''Ne kadar çok sevgimiz varsa, dünyadaki yolculuğumuzu o kadar kolaylaştırırız'' demiş, Immanuel Kant

Elbette sevgi, insan davranışlarında önemli bir yer tutar. Koşulsuz sevginin temeli ise ailede başlar. Ailesinde bolca sevgiye maruz kalan kişi, sonraki hayatına ruh sağlığı yerinde, mutlu ve başarılı bir birey olarak devam eder. Ancak her insanın sevgiyi algılayış ve gösteriş biçimi farklıdır. İlişkilerinizde partnerinizin sevgiyi algılayış biçimini kavrarsanız mutlu bir beraberliğiniz olur. Onu anlayıp çözemezseniz de birbirinizden uzaklaşıp mutsuz olabilirsiniz.

Amerikalı aile danışmanı Gary Chapman, insanların sevgilerini ifade ederken  kullandığı beş farklı dil olduğunu söyler.

Chapman hemen herkesin bu sevgi dillerini bildiğini ancak her insanın kullandığı sevgi dilinin farklı olduğunu ifade eder. Kişilerin farkında olmadan ağırlıklı olarak  tek bir sevgi dilini kullandığını, diğerlerini ise arka plana attığını söyler. Dolayısıyla partnerinizle sevgi dilinizin  uyumluluğu kadar birbirinize yaklaşır ve bir o kadar da size gösterilen sevgiyi hissedersiniz.

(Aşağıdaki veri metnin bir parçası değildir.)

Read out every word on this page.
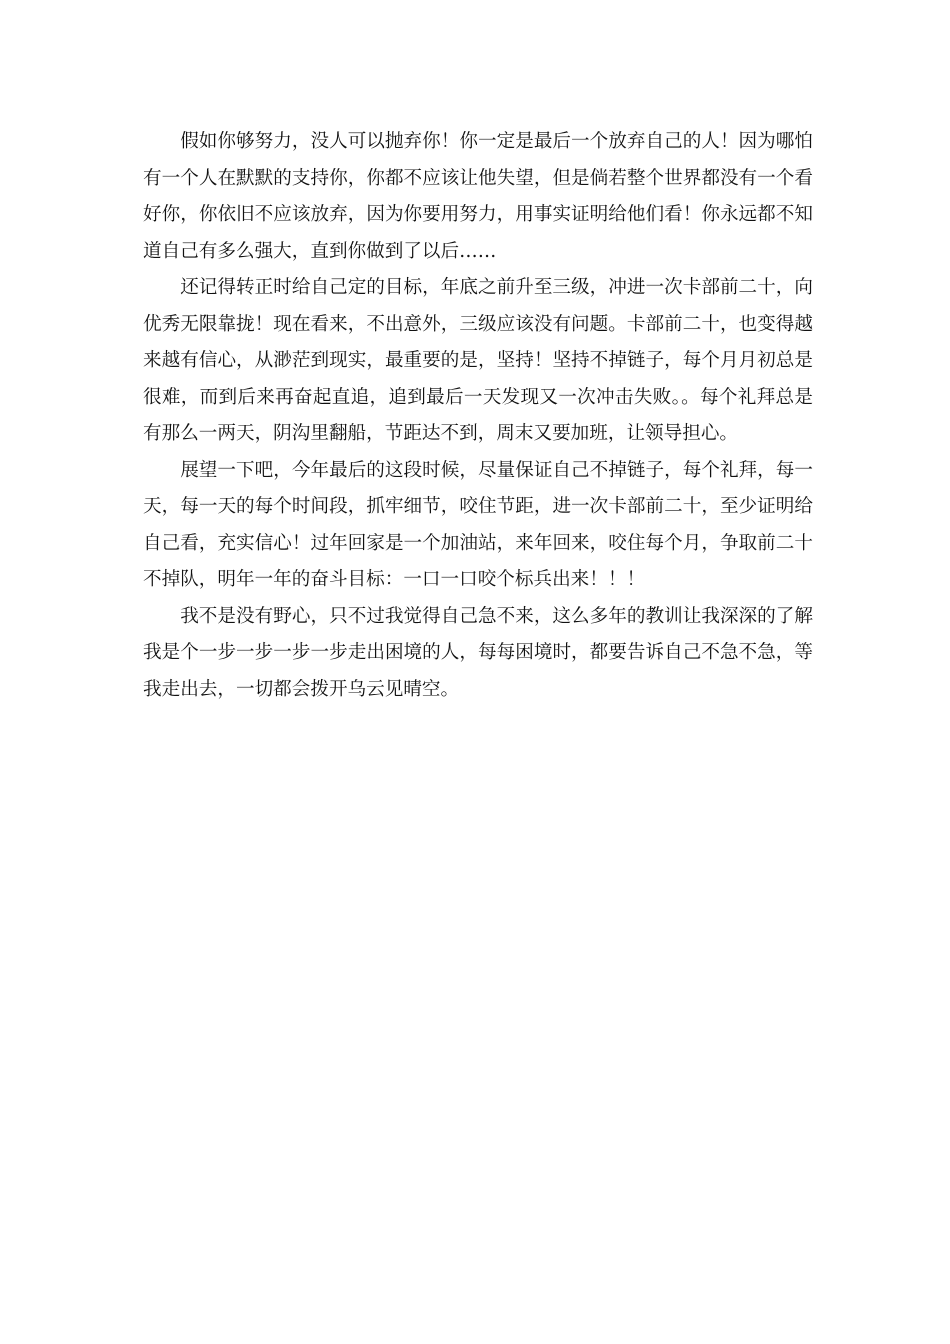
假如你够努力，没人可以抛弃你！你一定是最后一个放弃自己的人！因为哪怕有一个人在默默的支持你，你都不应该让他失望，但是倘若整个世界都没有一个看好你，你依旧不应该放弃，因为你要用努力，用事实证明给他们看！你永远都不知道自己有多么强大，直到你做到了以后……

还记得转正时给自己定的目标，年底之前升至三级，冲进一次卡部前二十，向优秀无限靠拢！现在看来，不出意外，三级应该没有问题。卡部前二十，也变得越来越有信心，从渺茫到现实，最重要的是，坚持！坚持不掉链子，每个月月初总是很难，而到后来再奋起直追，追到最后一天发现又一次冲击失败。。每个礼拜总是有那么一两天，阴沟里翻船，节距达不到，周末又要加班，让领导担心。

展望一下吧，今年最后的这段时候，尽量保证自己不掉链子，每个礼拜，每一天，每一天的每个时间段，抓牢细节，咬住节距，进一次卡部前二十，至少证明给自己看，充实信心！过年回家是一个加油站，来年回来，咬住每个月，争取前二十不掉队，明年一年的奋斗目标：一口一口咬个标兵出来！！！

我不是没有野心，只不过我觉得自己急不来，这么多年的教训让我深深的了解我是个一步一步一步一步走出困境的人，每每困境时，都要告诉自己不急不急，等我走出去，一切都会拨开乌云见晴空。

Gary Chapman kişilerin kullandığı sevgi dillerini; nitelikli beraberlik, fiziksel temas, hizmet davranışları, onay sözleri ve hediyeleşme olarak beş farklı başlık altında toplamış, şimdi hep beraber bakalım mı, acaba bu dillerde neler varmış?

Birincisi Nitelikli Beraberlik; Partnerinizle birlikte çeşitli faaliyetlere katılarak yaşanan her türlü paylaşım nitelikli beraberlik demek. Acaba bu faaliyetler neler olabilir? Bunlar; sinemaya, pikniğe ya da arkadaşlarınıza gitmek gibi, onunla vakit geçirmek için bir araya geldiğiniz her türlü aktiviteyi kapsayabilir. Amaç birlikte  nitelikli zaman geçirmek demek. İşte bu sevgidir, sevginin seslerinden biridir.

İkincisi  Fiziksel Temas;  Bu dil, sevgisini dokunarak gösteren ve bu şekilde karşılık bekleyen insanların dilidir. Cinsellikten tutun da partnerinizin saçını okşamanız ya da elinizi onun omuzuna atmanız bile bu dile dahil.

Üçüncüsü  Hizmet Davranışları;  Bu davranışlar,  partnerinizin hoşuna giden her türlü davranışları yerine getirmeniz ya da onun hoşuna gitmeyecek olanları yapmamanız demek. Mesela alışveriş yapmanız,  evi temizlemeniz ya da faturaları ödemeniz gibi partnerinizin  görev bildiklerine yardımcı olup onun yükünü hafifletmeniz, bazen de sürpriz bir hazırlıkla onun gönlünü hoş etmeniz demek. Ancak onun için yaptıklarınızı hiç bir zaman ebeveyn davranışlarıyla karıştırmamanız gerekir. Her dilde olduğu gibi bu dilin de aşırısı itici olabilir. Abartmayın, bırakın partneriniz kendi yemeğini kendisi yesin...!

Dördüncüsü Hediyeleşme; Hediye alıp vermek bazı insanlar için sevgiyi göstermenin görsel yolu. Hediyeler, ona ve ilişkinize verdiğiniz değeri gösterir. Elbette hediyenin büyüğü küçüğü olmaz. Onun zevkine göre alınmış küçük ve anlamlı bir obje bile onu düşündüğünüzü gösterir. Eğer hediyeleşmek partnerinizin sevgi dilleri arasında üst sırada ise, hediye almak  için illa da özel günleri beklemeyin.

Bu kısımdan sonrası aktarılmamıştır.